25 Do not desire her beauty in your heart, And do not let her take you with her eyelids.
Begeer haar schoonheid niet in uw hart, en laat ze u niet vangen met haar oogleden.
26 For a harlot consumes to a cake of bread, And an adulteress hunts the precious soul.
Want door een vrouw, die een hoer is, komt men tot een stuk broods; en eens mans huisvrouw jaagt de kostelijke ziel.
27 Does a man take fire into his bosom, And are his garments not burned?
Zal iemand vuur in zijn boezem nemen, dat zijn klederen niet verbrand worden?
28 Does a man walk on the hot coals, And are his feet not scorched?
Zal iemand op kolen gaan, dat zijn voeten niet branden?
29 So [is] he who has gone in to the wife of his neighbor, None who touches her is innocent.
Alzo die tot zijns naasten huisvrouw ingaat; al wie haar aanroert, zal niet onschuldig gehouden worden.

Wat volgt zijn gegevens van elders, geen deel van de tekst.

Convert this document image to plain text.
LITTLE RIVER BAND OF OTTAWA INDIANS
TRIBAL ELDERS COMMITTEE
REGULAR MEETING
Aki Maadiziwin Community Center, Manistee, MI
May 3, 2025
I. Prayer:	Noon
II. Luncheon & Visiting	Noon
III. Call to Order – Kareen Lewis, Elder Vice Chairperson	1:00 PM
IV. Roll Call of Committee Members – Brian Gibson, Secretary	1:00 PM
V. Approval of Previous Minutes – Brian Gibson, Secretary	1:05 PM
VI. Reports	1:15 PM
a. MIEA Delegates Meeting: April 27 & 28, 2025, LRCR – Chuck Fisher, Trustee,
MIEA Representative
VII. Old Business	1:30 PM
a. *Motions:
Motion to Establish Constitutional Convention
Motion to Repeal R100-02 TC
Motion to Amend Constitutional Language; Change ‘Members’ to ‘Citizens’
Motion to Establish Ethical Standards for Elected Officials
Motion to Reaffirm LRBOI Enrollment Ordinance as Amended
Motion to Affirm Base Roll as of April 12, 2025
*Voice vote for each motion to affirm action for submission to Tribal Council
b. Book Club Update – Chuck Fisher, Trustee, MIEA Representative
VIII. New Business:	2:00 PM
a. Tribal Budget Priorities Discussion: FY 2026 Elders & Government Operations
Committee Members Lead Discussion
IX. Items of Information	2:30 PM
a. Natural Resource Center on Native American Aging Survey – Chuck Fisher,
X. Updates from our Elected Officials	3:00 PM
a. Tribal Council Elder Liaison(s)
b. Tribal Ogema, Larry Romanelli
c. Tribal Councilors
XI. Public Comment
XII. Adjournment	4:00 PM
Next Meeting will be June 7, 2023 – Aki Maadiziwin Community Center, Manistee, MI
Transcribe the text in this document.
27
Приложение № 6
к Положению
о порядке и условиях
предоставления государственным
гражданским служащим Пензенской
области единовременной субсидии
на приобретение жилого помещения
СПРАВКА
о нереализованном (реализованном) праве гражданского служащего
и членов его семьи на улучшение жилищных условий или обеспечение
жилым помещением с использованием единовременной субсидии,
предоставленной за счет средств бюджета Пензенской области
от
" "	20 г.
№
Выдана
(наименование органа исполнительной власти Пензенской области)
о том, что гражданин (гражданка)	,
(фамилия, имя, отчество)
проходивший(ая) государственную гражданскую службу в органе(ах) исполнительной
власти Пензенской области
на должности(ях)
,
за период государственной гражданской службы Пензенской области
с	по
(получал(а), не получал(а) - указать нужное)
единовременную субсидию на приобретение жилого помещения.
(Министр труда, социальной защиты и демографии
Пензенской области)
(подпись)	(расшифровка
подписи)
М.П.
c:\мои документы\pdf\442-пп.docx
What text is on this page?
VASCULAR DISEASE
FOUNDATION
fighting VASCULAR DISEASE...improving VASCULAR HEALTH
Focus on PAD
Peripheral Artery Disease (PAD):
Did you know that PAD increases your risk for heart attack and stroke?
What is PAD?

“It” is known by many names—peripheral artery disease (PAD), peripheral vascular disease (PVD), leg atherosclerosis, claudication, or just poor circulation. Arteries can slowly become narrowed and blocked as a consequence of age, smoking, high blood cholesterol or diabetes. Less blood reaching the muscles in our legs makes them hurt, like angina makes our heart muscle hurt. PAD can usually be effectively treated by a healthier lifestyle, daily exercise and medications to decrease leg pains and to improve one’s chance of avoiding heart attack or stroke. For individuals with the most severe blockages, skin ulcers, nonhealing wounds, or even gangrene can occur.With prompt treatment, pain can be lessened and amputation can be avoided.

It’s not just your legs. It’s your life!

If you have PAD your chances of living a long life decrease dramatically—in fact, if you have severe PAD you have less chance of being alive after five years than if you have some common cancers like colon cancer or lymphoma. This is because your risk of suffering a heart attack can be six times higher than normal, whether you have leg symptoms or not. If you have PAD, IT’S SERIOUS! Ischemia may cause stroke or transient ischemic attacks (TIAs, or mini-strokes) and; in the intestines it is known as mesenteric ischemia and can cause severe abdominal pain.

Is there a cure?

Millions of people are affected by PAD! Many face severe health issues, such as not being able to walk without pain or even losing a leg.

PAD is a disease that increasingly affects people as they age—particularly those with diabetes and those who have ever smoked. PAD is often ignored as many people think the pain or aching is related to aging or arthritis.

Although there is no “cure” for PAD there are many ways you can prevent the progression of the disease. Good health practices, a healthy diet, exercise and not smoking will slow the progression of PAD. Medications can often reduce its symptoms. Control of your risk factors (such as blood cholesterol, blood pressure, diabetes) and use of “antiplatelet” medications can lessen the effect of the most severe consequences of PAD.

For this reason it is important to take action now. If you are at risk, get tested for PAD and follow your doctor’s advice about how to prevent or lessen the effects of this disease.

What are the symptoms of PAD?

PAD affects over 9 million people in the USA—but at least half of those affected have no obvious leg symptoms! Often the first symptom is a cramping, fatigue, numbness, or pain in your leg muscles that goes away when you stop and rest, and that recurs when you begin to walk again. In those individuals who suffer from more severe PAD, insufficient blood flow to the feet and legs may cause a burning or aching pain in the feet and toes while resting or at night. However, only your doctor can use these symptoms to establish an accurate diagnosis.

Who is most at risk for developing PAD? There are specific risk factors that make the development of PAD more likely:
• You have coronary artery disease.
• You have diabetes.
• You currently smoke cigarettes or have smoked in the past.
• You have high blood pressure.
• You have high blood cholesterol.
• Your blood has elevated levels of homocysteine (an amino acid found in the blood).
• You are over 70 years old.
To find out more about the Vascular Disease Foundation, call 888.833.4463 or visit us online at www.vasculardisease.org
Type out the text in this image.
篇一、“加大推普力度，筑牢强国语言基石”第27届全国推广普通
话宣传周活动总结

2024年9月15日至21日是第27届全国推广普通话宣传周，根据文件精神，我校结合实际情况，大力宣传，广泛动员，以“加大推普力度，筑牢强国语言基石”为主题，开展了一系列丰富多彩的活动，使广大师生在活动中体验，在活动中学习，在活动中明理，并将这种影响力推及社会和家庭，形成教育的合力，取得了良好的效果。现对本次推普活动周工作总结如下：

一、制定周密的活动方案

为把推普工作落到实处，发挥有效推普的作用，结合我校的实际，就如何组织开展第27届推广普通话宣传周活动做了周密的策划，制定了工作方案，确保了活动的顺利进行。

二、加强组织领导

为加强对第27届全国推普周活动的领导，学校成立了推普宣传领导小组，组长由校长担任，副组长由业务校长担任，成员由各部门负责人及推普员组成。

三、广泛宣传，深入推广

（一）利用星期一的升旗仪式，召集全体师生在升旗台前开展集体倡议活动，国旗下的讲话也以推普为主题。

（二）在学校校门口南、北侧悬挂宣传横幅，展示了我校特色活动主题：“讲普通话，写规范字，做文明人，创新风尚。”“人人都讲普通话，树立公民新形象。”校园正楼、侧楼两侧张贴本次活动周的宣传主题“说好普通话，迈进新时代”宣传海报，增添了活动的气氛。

30 They do not despise the thief, When he steals to fill his soul when he is hungry,
Men doet een dief geen verachting aan, als hij steelt om zijn ziel te vullen, dewijl hij honger heeft;
31 And being found he repays sevenfold, He gives all the substance of his house.
En gevonden zijnde, vergeldt hij het zevenvoudig; hij geeft al het goed van zijn huis.
32 He who commits adultery [with] a woman lacks heart, He who does it is destroying his soul.
Maar die met een vrouw overspel doet, is verstandeloos; hij verderft zijn ziel, die dat doet;
33 He finds a stroke and shame, And his reproach is not wiped away,
Plage en schande zal hij vinden, en zijn smaad zal niet uitgewist worden.
34 For jealousy [is] the fury of a man, And he does not spare in a day of vengeance.
Want jaloersheid is een grimmigheid des mans; en in den dag der wraak zal hij niet verschonen.
35 He does not accept the appearance of any atonement, Indeed, he does not consent, Though you multiply bribes!
Hij zal geen verzoening aannemen; en hij zal niet bewilligen, ofschoon gij het geschenk vergroot.